Fundamentally . . .
Sino Hua-An International (SHA), a producer of metallurgical coke, has seen its share price rising >100% YTD as outlook for China’s steel sector improves. China’s pump priming and loose credit policies boosted demand for steel products while re-stocking activities also helped support steel prices. All these bode well for SHA as it also means greater demand for metallurgical coke. As the gap between coke and coal prices (main input) have started to widen again, after a steep drop in 4Q08, we expect SHA to hand in better results going forward. Also, we gather that the value of its by-products have also risen, thanks to a rise in crude oil prices. While the upcoming 2Q results could still be in the red, we believe things should turn better in 3Q, as stronger demand for metallurgical coke, arising from higher steel demand, as well as higher prices of coke and by-products would help it turnaround in coming quarters.
Technically . . .
FY09P/E: 16.3x, P/BV: 0.8x
• The stock broke out of its Triangle resistance yesterday. We expect it to test the June’s high of RM0.59 very soon. Further upswing should carry it towards the next upside target at RM0.62 and RM0.665.

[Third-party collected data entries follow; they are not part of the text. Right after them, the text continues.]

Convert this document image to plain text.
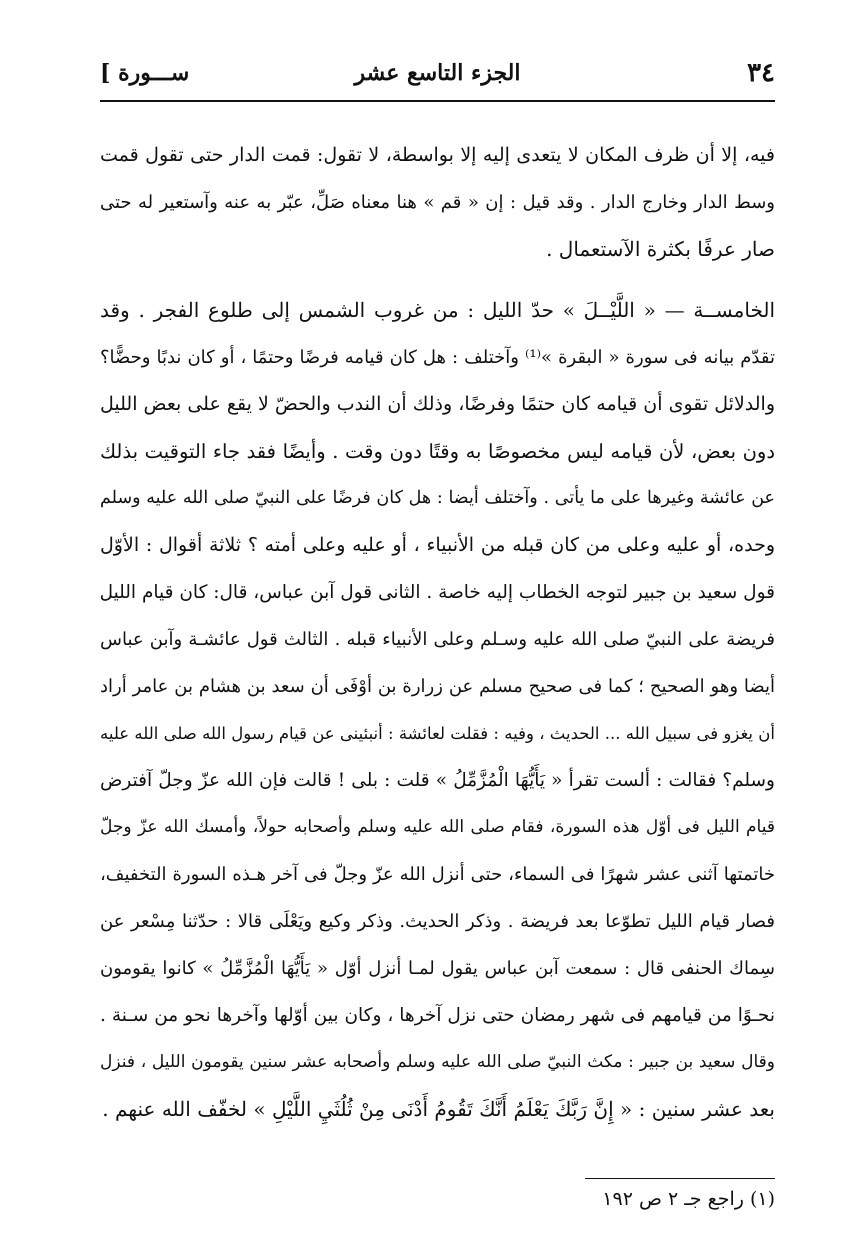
٣٤
الجزء التاسع عشر
[ ســـورة
فيه، إلا أن ظرف المكان لا يتعدى إليه إلا بواسطة، لا تقول: قمت الدار حتى تقول قمت
وسط الدار وخارج الدار . وقد قيل : إن « قم » هنا معناه صَلِّ، عبّر به عنه وآستعير له حتى
صار عرفًا بكثرة الآستعمال .
الخامســة — « اللَّيْــلَ » حدّ الليل : من غروب الشمس إلى طلوع الفجر . وقد
تقدّم بيانه فى سورة « البقرة »⁽¹⁾ وآختلف : هل كان قيامه فرضًا وحتمًا ، أو كان ندبًا وحضًّا؟
والدلائل تقوى أن قيامه كان حتمًا وفرضًا، وذلك أن الندب والحضّ لا يقع على بعض الليل
دون بعض، لأن قيامه ليس مخصوصًا به وقتًا دون وقت . وأيضًا فقد جاء التوقيت بذلك
عن عائشة وغيرها على ما يأتى . وآختلف أيضا : هل كان فرضًا على النبيّ صلى الله عليه وسلم
وحده، أو عليه وعلى من كان قبله من الأنبياء ، أو عليه وعلى أمته ؟ ثلاثة أقوال : الأوّل
قول سعيد بن جبير لتوجه الخطاب إليه خاصة . الثانى قول آبن عباس، قال: كان قيام الليل
فريضة على النبيّ صلى الله عليه وسـلم وعلى الأنبياء قبله . الثالث قول عائشـة وآبن عباس
أيضا وهو الصحيح ؛ كما فى صحيح مسلم عن زرارة بن أوْفَى أن سعد بن هشام بن عامر أراد
أن يغزو فى سبيل الله ... الحديث ، وفيه : فقلت لعائشة : أنبئينى عن قيام رسول الله صلى الله عليه
وسلم؟ فقالت : ألست تقرأ « يَأَيُّهَا الْمُزَّمِّلُ » قلت : بلى ! قالت فإن الله عزّ وجلّ آفترض
قيام الليل فى أوّل هذه السورة، فقام صلى الله عليه وسلم وأصحابه حولاً، وأمسك الله عزّ وجلّ
خاتمتها آثنى عشر شهرًا فى السماء، حتى أنزل الله عزّ وجلّ فى آخر هـذه السورة التخفيف،
فصار قيام الليل تطوّعا بعد فريضة . وذكر الحديث. وذكر وكيع ويَعْلَى قالا : حدّثنا مِسْعر عن
سِماك الحنفى قال : سمعت آبن عباس يقول لمـا أنزل أوّل « يَأَيُّهَا الْمُزَّمِّلُ » كانوا يقومون
نحـوًا من قيامهم فى شهر رمضان حتى نزل آخرها ، وكان بين أوّلها وآخرها نحو من سـنة .
وقال سعيد بن جبير : مكث النبيّ صلى الله عليه وسلم وأصحابه عشر سنين يقومون الليل ، فنزل
بعد عشر سنين : « إِنَّ رَبَّكَ يَعْلَمُ أَنَّكَ تَقُومُ أَدْنَى مِنْ ثُلُثَيِ اللَّيْلِ » لخفّف الله عنهم .
(١) راجع جـ ٢ ص ١٩٢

• MACD has just confirmed its golden cross while RSI is moving towards the upper band of the neutral zone. The current upswing could last for a while longer due to the improving technical landscape.
• Traders may start to accumulate on pullbacks, preferably near the RM0.54 and RM0.52 support zone. Cut loss however if it breaks below RM0.50 as it may signal the end of its uptrend.